Home

SCHRIFTELIJKE VRAAG nr. 913/97 van Mihail PAPAYANNAKIS aan de Commissie. Onderzoek in verband met BSE

SCHRIFTELIJKE VRAAG nr. 913/97 van Mihail PAPAYANNAKIS aan de Commissie. Onderzoek in verband met BSE

SCHRIFTELIJKE VRAAG nr. 913/97 van Mihail PAPAYANNAKIS aan de Commissie. Onderzoek in verband met BSE

Publicatieblad Nr. C 391 van 23/12/1997 blz. 0030


SCHRIFTELIJKE VRAAG E-0913/97 van Mihail Papayannakis (GUE/NGL) aan de Commissie (12 maart 1997)

Betreft: Onderzoek in verband met BSE

Kan de Commissie mij meedelen in welk stadium het onderzoek naar BSE zich bevindt? Vooral zou ik willen weten of onderzoek is gedaan naar het gebruik van diermeel (zoals reeds in de runderteelt is gebruikt) bij het voederen van andere dieren dan rundachtigen, of in viskwekerijen (zalm enz.) in Europa, en of er reeds eerste conclusies of analyses bestaan in verband met de gevolgen van een dergelijke gang van zaken.

Antwoord van de heer Fischler namens de Commissie (16 mei 1997)

Bijzonderheden van het door de Gemeenschap uitgevoerde onderzoekprogramma zijn reeds aan de tijdelijke enquêtecommissie meegedeeld.
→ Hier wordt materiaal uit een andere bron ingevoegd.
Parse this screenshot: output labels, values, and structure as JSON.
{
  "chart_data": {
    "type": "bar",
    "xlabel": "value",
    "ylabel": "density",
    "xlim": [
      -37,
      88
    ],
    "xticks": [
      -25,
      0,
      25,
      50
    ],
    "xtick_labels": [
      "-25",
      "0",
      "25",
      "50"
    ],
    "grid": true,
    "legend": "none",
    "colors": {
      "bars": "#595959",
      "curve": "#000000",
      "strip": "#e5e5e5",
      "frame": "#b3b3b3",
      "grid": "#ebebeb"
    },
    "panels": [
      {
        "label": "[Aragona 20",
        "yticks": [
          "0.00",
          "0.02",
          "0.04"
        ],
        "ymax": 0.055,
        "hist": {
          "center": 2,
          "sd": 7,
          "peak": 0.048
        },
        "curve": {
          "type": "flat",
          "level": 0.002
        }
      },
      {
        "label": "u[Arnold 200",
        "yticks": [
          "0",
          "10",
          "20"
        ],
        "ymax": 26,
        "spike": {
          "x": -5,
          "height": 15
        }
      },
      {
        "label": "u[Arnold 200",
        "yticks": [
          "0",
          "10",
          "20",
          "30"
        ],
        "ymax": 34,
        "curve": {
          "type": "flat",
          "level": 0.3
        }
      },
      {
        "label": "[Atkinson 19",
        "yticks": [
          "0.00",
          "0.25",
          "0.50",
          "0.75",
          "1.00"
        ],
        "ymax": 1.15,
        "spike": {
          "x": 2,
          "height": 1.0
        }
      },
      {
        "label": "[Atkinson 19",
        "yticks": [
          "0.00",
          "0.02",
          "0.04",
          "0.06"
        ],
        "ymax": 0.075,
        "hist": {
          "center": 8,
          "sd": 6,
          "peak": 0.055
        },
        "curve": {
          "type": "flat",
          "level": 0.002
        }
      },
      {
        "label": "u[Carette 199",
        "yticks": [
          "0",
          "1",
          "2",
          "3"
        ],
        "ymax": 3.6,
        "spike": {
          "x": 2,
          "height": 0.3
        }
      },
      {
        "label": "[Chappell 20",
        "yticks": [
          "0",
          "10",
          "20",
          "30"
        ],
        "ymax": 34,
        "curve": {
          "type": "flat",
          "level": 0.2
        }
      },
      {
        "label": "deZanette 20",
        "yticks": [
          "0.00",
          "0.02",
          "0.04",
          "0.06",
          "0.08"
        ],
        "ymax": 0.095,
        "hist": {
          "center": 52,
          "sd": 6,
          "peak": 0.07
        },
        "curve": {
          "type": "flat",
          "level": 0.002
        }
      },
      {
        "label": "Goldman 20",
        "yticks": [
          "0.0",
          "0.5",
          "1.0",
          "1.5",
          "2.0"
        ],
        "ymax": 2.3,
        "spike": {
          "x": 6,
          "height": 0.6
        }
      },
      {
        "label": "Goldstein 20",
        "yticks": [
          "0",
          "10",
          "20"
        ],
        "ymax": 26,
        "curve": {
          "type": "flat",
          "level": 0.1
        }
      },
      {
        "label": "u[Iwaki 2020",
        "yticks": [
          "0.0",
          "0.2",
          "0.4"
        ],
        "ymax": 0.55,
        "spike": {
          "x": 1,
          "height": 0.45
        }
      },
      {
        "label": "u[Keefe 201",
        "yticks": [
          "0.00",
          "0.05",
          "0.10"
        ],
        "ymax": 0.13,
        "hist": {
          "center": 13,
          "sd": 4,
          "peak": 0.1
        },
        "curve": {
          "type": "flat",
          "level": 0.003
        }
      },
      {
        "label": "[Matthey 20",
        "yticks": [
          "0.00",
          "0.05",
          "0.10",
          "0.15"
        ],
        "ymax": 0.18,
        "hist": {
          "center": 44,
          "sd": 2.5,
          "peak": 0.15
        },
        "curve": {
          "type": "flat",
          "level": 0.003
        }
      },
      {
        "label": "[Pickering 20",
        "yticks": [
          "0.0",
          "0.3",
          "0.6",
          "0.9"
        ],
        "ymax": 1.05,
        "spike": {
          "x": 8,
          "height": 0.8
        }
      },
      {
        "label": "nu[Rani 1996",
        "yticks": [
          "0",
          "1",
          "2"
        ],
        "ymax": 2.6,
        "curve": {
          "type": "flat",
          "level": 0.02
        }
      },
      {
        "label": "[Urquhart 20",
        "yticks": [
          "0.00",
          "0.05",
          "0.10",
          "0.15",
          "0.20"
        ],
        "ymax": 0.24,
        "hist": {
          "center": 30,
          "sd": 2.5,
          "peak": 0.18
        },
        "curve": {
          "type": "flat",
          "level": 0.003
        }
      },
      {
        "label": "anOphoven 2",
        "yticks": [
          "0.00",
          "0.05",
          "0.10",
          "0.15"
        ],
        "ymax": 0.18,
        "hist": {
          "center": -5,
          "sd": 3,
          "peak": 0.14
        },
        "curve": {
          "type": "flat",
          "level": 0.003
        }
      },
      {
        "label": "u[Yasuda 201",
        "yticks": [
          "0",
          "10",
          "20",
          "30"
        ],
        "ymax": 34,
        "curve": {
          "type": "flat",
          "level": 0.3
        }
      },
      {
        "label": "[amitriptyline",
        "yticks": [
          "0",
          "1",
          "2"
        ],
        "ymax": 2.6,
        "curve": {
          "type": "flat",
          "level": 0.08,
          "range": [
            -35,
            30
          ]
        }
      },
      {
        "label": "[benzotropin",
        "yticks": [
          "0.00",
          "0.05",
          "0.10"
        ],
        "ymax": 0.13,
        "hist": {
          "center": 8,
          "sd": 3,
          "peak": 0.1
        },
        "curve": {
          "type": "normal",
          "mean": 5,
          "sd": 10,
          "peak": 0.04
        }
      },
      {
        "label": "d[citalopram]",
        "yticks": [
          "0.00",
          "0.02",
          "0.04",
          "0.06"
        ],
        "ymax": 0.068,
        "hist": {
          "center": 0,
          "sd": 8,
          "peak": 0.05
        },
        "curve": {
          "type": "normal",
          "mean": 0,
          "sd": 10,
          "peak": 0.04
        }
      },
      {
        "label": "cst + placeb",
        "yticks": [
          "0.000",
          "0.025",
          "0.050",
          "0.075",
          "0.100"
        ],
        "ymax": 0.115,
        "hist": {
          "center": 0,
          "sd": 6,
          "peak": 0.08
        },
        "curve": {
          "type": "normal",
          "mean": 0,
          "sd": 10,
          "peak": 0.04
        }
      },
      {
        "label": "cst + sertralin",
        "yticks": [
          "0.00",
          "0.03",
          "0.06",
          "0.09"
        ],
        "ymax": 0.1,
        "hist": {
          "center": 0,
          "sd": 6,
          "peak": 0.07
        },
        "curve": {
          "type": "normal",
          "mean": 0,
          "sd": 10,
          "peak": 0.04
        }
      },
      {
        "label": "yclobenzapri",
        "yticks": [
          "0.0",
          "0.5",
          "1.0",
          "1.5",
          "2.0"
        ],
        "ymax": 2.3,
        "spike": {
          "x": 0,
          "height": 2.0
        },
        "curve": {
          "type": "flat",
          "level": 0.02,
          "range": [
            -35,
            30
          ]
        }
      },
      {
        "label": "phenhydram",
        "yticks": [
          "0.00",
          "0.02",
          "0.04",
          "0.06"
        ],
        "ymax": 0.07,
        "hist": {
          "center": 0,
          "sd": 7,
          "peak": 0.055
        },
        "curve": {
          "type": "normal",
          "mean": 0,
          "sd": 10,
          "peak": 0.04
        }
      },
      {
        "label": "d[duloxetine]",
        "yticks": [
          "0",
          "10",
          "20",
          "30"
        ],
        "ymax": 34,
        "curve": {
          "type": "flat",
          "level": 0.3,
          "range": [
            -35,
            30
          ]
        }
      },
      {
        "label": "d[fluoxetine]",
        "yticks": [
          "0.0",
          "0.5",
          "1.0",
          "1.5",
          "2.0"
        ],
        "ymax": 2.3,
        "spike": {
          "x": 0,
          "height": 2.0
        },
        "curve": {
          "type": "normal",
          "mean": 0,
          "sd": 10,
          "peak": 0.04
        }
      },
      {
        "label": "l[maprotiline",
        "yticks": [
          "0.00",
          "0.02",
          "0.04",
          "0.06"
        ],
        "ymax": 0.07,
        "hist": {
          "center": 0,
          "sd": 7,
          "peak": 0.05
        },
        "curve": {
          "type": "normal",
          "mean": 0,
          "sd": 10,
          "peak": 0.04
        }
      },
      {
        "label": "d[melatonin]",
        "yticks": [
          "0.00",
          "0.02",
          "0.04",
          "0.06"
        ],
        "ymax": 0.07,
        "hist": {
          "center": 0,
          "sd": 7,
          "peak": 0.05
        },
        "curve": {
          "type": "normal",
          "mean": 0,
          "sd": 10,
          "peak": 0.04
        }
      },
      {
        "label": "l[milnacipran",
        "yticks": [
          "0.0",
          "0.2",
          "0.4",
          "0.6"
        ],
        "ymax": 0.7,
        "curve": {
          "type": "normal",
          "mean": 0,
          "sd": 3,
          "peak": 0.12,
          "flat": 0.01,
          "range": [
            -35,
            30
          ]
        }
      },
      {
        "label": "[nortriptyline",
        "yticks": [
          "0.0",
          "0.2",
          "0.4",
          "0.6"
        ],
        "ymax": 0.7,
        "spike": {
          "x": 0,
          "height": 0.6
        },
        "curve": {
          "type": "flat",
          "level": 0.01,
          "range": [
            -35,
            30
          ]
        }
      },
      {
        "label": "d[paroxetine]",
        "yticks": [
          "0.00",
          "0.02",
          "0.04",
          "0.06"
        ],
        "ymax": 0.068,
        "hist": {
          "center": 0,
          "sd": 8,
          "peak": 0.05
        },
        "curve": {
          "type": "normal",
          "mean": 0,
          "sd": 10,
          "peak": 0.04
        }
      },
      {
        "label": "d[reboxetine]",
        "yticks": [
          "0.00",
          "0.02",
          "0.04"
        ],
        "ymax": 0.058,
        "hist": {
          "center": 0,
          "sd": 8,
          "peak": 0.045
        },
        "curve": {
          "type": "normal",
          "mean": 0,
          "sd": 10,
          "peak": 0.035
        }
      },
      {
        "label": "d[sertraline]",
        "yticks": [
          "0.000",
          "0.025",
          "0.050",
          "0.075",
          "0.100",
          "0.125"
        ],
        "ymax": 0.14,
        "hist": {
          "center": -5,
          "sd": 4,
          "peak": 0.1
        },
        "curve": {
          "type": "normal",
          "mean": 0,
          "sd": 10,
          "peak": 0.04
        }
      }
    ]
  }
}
Op 17 december 1996 is in het kader van het FAIR-programma nog een oproep tot het indienen van voorstellen gepubliceerd; de uiterste datum voor het indienen van voorstellen was 14 februari 1997. Er zijn drieëntwintig voorstellen voor projecten binnengekomen en deze worden momenteel geëvalueerd.

Wat het gebruik van vlees- en beendermeel voor diervoeding betreft, is bij proeven in het Verenigd Koninkrijk gebleken dat de andere slachtdieren, met name varkens en gevogelte, bij blootstelling aan hoge concentraties van het BSE-agens (boviene spongiforme encefalopathie) langs orale weg niet gevoelig zijn voor besmetting. Schapen daarentegen hebben bij dergelijke experimenten de ziekte wel opgelopen en bij hen is besmet weefsel aangetroffen. Over soortgelijke experimenten op vis is de Commissie niets bekend. Volgens recente publicaties bezitten sommige vissoorten het normale prion-eiwit dat ook wordt aangetroffen bij zoogdieren en vogels. Het abnormale prion-eiwit dat geassocieerd wordt met deze ziekte, is niet aangetroffen bij vis. Daarom mag redelijkerwijs aangenomen worden dat vis vatbaar zou kunnen zijn voor deze ziekte, maar is er tot dusver geen bewijs dat vissoorten de ziekte ook werkelijk krijgen. Een van de in het kader van het FAIR-programma ingediende projecten is erop gericht de vatbaarheid van vis voor besmettelijke spongiforme encefalopathieën te onderzoeken.

Bij gebrek aan definitieve gegevens meent de Commissie dat een hoge mate van bescherming nodig is voor alle diersoorten die in de menselijke voedselketen terecht kunnen komen. Zij heeft dan ook op 27 juni 1994 Beschikking 94/382/EG goedgekeurd waarbij minimumnormen voor de verwerking van dierlijk afval zijn vastgesteld die per 1 januari 1995 ((PB L 172 van 7.7.1994. )) in werking zijn getreden. Deze is in het licht van meer recente gegevens herzien en sedert 1 april 1997 ((Beschikking 96/449/EG - PB L 184 van 24.7.1996. )) gelden nog striktere normen. Voorts heeft de Commissie op advies van het Wetenschappelijk Veterinair Comité eveneens voorgesteld specifiek risicomateriaal in de gehele Gemeenschap verwijderd te houden uit diervoeder. Dit voorstel is echter in de Raad van 17 december 1996 bij gewone meerderheid van stemmen verworpen. De Commissie overweegt momenteel welke verdere stappen moeten worden genomen.